I have an Arca F, and can attest to it's quality. I had a chance to use a 6x9. One drawback to the Arca 6x9 is the use of Polaroid in vertical orientation. It's rediculous, but one needs to substantially raise the back standard so that the Polaroid back can fit on the camera. Of course, in typical situations, this means raising the front standard as well, and this can lead to potential instability. The Arca 6x9 also has a special attachment one must purchase at high cost to use grafloc backs. But, it's not really that inconvenient to use. (High cost pretty much goes hand-in-hand with Arca.)
Compared to the Linhof, the latter has smaller boards. I think that the Arca 110mm boards are a bit large for a 6x9. (But, probably no larger than those for the SF23.)
-- neil poulsen (firstname.lastname@example.org), April 13, 2002.
What about a more conventional 4x5 camera and then a 6x12 film back? I know that you have indicated a lack of interest in 4x5 but they are certainly more common and would give you more capability should your interests change. A 35 mm lens would be very difficult to use in this configuration but with the additional width of the 6x12 format a longer lens would have the same wide effect without as much distortion. A 4x5 camera would also have (almost always) a longer bellows so your macro work would be easier.
I know that this wasn't on point but perhaps some of this could help.
-- David Grandy (email@example.com), April 14, 2002.
I do this. There's also less potential for internal reflections, so potentially one can get better contrast.
-- neil poulsen (firstname.lastname@example.org), April 14, 2002.
If you don't need rise and fall of the back, the Canham DLC is excellent for the work you want to do because you won't ever need to change bellows (although you will need ecessed lensboards for lenses shorter than 58mm) as the canham DLC bellows can extend up to 550mm or be compact enough for using a 58mm lens on a flat board. You'll have more precision with the Arca and the Linhof. cameras.
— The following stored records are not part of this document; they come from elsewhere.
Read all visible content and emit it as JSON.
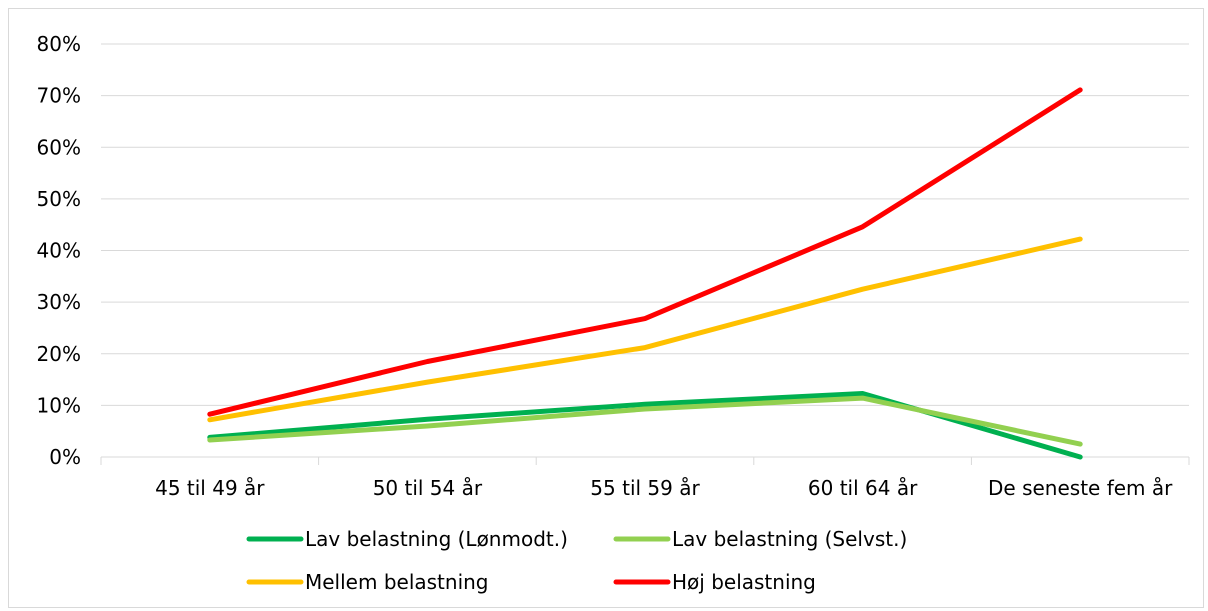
{
  "chart_data": {
    "type": "line",
    "title": "",
    "xlabel": "",
    "ylabel": "",
    "ylim": [
      0,
      80
    ],
    "y_ticks": [
      "0%",
      "10%",
      "20%",
      "30%",
      "40%",
      "50%",
      "60%",
      "70%",
      "80%"
    ],
    "grid": true,
    "legend_position": "bottom",
    "categories": [
      "45 til 49 år",
      "50 til 54 år",
      "55 til 59 år",
      "60 til 64 år",
      "De seneste fem år"
    ],
    "series": [
      {
        "name": "Lav belastning (Lønmodt.)",
        "color": "#00b050",
        "values": [
          3.8,
          7.3,
          10.2,
          12.3,
          0.0
        ]
      },
      {
        "name": "Lav belastning (Selvst.)",
        "color": "#92d050",
        "values": [
          3.3,
          6.0,
          9.3,
          11.4,
          2.5
        ]
      },
      {
        "name": "Mellem belastning",
        "color": "#ffc000",
        "values": [
          7.2,
          14.5,
          21.2,
          32.5,
          42.2
        ]
      },
      {
        "name": "Høj belastning",
        "color": "#ff0000",
        "values": [
          8.3,
          18.5,
          26.8,
          44.6,
          71.1
        ]
      }
    ]
  }
}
Because the Arca lensboard is bigger than the Linhof's this makes it easier to reach the shutter speed and aperture controls on ultra wide angle lenses shorter than say 58mm. The 4x5 Arca-Swiis F camera might be even more ideal for this than any of the 6x9cm cameras you have asked about for this very reason. With the 4x5 camera and thestandard Arca-Swiss lensboard (which is recessed 13mm at the perimeter of the board) and the synthetic w/a bellows you can use (according to Arca-Swiss) lenses as short as 43mm before needing a deeper recessed board. with wide angle lenses this openess to the controls is really a big operational issue --unless you have fingers like a squid's tentacles.